Por Gabriel Benevides, de Brasília
O presidente da Câmara da Câmara dos Deputados, Hugo Motta (Republicanos-PB), disse nesta 2ª feira (29.jun.2026) que recebeu do presidente Luiz Inácio Lula da Silva (PT) o projeto que eleva o teto de faturamento do MEI (Microempreendedor Individual) para R$ 140 mil.
“A Câmara já discute a matéria em comissão especial, incentivando a formalização e promovendo o desenvolvimento econômico”, escreveu Motta em seu perfil no X (antigo Twitter).
O deputado federal Jorge Goetten (Republicanos-SC) disse na em 23 de junho que a mudança seria implementada de forma escalonada em 2027 e em 2028.
Além disso, a categoria passará a poder contratar até 2 funcionários. “Já está pacificado isso”, declarou o congressista ao jornal O Estado de S. Paulo. Goetten é o relator da comissão especial que receberá a proposta para análise.
Hugo Motta viabilizou a aprovação do fim da escala 6 x 1 em 27 de maio na Câmara. E isso é usado como moeda de troca com o governo para aprovar as novas regras do MEI.
“Vamos tratar não só desse reajuste, mas também da flexibilização para que esses micro e pequenos empreendedores possam contratar mais trabalhadores de carteira […] Combinei isso com o presidente Lula. A sua equipe econômica já trabalha com uma proposta”, disse Motta após a aprovação da PEC da 6 x 1.

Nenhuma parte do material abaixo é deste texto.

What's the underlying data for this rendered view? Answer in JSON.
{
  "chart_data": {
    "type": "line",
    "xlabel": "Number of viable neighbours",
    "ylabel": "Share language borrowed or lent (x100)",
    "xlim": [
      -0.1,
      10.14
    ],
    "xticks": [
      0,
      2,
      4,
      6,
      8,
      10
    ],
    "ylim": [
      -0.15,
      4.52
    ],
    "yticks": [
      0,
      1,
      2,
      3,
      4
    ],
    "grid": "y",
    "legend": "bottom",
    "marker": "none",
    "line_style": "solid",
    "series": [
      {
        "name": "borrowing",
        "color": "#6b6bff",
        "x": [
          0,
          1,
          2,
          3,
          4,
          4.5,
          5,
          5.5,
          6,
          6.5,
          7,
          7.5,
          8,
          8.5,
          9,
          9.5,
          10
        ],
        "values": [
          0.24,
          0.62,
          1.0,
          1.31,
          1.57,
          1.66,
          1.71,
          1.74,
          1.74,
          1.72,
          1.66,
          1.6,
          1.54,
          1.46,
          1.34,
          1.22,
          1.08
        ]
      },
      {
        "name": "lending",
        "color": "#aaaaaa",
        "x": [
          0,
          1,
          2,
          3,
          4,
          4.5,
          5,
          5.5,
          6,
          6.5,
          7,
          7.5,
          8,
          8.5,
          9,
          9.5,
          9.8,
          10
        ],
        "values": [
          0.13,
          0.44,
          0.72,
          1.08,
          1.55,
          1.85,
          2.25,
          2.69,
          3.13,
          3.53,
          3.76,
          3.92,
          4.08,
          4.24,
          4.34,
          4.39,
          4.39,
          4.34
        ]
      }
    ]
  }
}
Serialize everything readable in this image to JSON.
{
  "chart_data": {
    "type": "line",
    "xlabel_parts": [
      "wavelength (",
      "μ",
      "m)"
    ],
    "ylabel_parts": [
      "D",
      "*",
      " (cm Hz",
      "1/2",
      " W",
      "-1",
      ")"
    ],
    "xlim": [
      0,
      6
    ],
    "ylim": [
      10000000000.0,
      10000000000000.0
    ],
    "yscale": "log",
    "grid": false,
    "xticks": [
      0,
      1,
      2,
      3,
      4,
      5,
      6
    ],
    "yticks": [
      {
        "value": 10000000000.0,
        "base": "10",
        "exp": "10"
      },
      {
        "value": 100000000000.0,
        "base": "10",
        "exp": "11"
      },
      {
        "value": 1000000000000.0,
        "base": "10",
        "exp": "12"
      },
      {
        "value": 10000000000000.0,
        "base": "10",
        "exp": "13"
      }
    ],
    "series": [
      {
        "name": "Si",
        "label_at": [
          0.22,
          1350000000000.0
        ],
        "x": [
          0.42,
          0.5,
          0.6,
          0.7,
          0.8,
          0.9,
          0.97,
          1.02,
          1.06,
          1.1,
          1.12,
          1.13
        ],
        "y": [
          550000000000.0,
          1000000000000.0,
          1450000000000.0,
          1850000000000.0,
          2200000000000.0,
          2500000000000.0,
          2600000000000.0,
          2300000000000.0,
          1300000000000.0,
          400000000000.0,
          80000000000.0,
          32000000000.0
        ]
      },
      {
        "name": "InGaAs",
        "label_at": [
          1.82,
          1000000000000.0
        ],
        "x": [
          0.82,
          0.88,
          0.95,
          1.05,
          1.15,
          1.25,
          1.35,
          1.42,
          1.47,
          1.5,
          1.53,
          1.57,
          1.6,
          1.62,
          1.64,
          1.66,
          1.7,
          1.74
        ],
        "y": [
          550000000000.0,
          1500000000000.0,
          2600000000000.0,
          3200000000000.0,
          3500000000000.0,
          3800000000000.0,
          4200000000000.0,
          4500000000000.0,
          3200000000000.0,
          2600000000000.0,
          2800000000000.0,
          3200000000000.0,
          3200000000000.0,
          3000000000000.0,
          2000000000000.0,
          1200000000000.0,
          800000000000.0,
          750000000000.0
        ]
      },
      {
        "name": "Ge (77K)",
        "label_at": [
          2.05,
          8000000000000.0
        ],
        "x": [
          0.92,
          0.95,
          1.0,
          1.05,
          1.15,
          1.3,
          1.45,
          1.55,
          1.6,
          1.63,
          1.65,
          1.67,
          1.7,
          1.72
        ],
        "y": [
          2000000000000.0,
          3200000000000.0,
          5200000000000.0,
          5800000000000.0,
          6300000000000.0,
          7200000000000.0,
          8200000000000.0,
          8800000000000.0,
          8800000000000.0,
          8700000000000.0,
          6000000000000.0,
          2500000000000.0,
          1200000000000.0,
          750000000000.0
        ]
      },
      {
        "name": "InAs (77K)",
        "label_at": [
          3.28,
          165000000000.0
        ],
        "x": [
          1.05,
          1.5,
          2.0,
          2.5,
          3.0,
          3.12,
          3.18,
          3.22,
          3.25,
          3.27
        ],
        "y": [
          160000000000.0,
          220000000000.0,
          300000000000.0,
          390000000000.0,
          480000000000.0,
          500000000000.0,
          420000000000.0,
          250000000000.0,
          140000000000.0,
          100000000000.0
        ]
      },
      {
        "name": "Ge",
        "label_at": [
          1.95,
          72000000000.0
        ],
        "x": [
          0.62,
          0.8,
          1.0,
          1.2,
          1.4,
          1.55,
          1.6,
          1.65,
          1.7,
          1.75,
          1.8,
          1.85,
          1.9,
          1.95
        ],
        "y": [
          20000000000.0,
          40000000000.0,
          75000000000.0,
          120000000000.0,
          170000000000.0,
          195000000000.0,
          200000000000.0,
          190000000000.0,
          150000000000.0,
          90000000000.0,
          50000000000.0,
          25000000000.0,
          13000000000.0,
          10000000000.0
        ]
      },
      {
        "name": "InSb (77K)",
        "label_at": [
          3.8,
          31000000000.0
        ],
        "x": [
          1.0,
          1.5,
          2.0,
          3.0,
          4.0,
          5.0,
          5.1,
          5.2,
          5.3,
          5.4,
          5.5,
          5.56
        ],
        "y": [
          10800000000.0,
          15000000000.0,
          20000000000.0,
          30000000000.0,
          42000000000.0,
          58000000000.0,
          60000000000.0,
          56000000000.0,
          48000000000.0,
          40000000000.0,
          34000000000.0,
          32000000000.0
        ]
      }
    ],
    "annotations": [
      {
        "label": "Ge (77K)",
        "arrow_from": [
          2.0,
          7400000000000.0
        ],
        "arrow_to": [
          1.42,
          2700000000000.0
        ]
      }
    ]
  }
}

A atualização dos regimes para os pequenos negócios está prevista ainda no art. 5º da proposta de emenda à Constituição (PEC 221 de 2019).
“Lei complementar poderá estabelecer medidas transitórias, condicionadas à manutenção de níveis de emprego, de mitigação dos impactos decorrentes desta emenda Constitucional, para os microempreendedores individuais, as microempresas e as empresas de pequeno porte”, diz o trecho.
Atualmente, um MEI pode faturar até R$ 81 mil por ano. Uma microempresa tem teto de R$ 360 mil ao ano. Já a EPP (empresa de pequeno porte) tem limite de R$ 4,8 milhões.